# RTP Stream überprüfen...



## MAGIo (29. Jun 2011)

Wie kann ich mit einer Server / Client Applikationen überprüfen wie die Qualität der Übertragung ist? Es reicht ja auch Strings zu schicken und später zu gucken wieviel ankommt. Gibt es da schon Beispiele?


----------



## mabuhay (30. Jun 2011)

Soviel ich weiss müsste das irgendwas low-level sein. Der Network-Layer oder so stellt ja schon sicher dass alles ankommt. Schickst du einen String, dann kommt auch alles an.


----------



## MAGIo (30. Jun 2011)

Also MUSS ich eine Audiodatei schicken. Mies... Ich weiss ja nicht, wie ich die überprüfen kann


----------



## mabuhay (30. Jun 2011)

Achso, also ich nehme mal an du willst die Verbindungsgeschwindigkeit testen. Mit einer Checksumme, oder einfach mit der Anzahl Bytes, kannst du ja überprüfen ob die Audiodatei komplett angekommen ist. Macht aber nicht unbedingt Sinn da, wie gesagt, dies schon sichergestellt ist. Und bei einem RTP-Stream wird die Audiodatei ja kontinuierlich gesendet und vom Empfänger direkt abgespielt, Also macht Checksumme oder Anzahl Bytes nicht viel Sinn.

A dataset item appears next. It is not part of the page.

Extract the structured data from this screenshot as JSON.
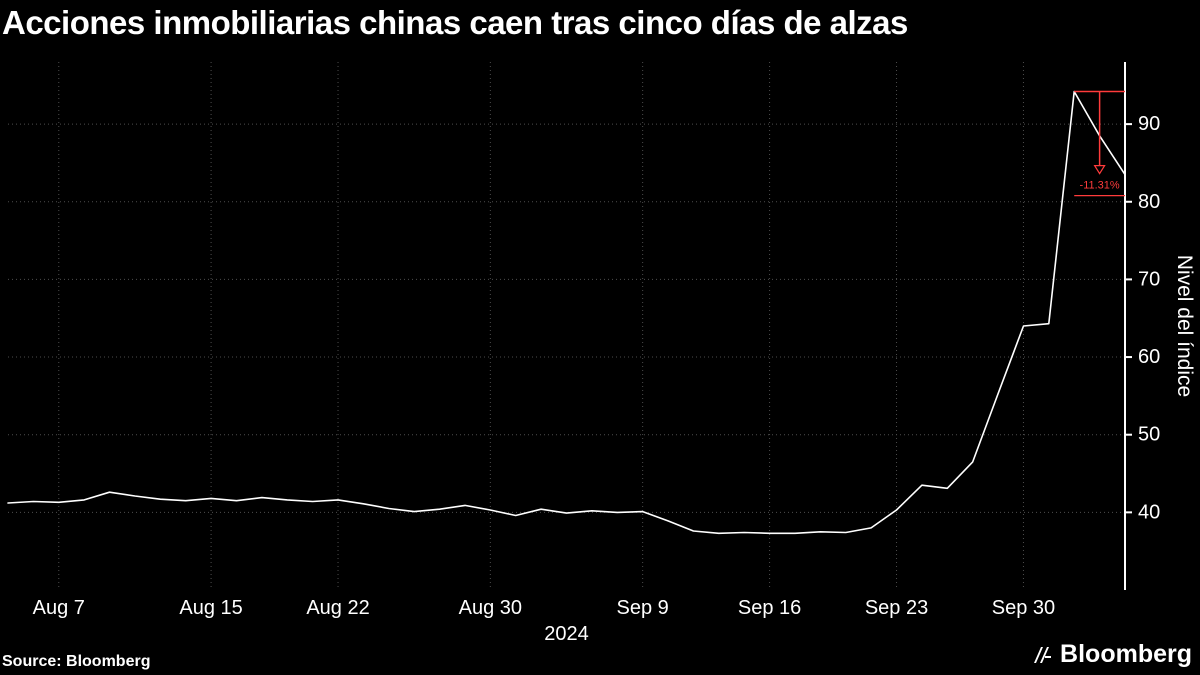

Für deinen Fall bräuchtest du die Datenübertragungsrate, also wie viel Bytes pro Sekunde übertragen werden können. Dann kannst du berechnen ob deine Audiodatei ohne Stocken übertragen werden kann. Bei einer MP3 mit 128 kbit/s müsstest du also mindestens 128 kbit/s übertragen können.


----------



## MAGIo (30. Jun 2011)

Nee Jitter, Delay und verlorene Pakete würden reichen...


----------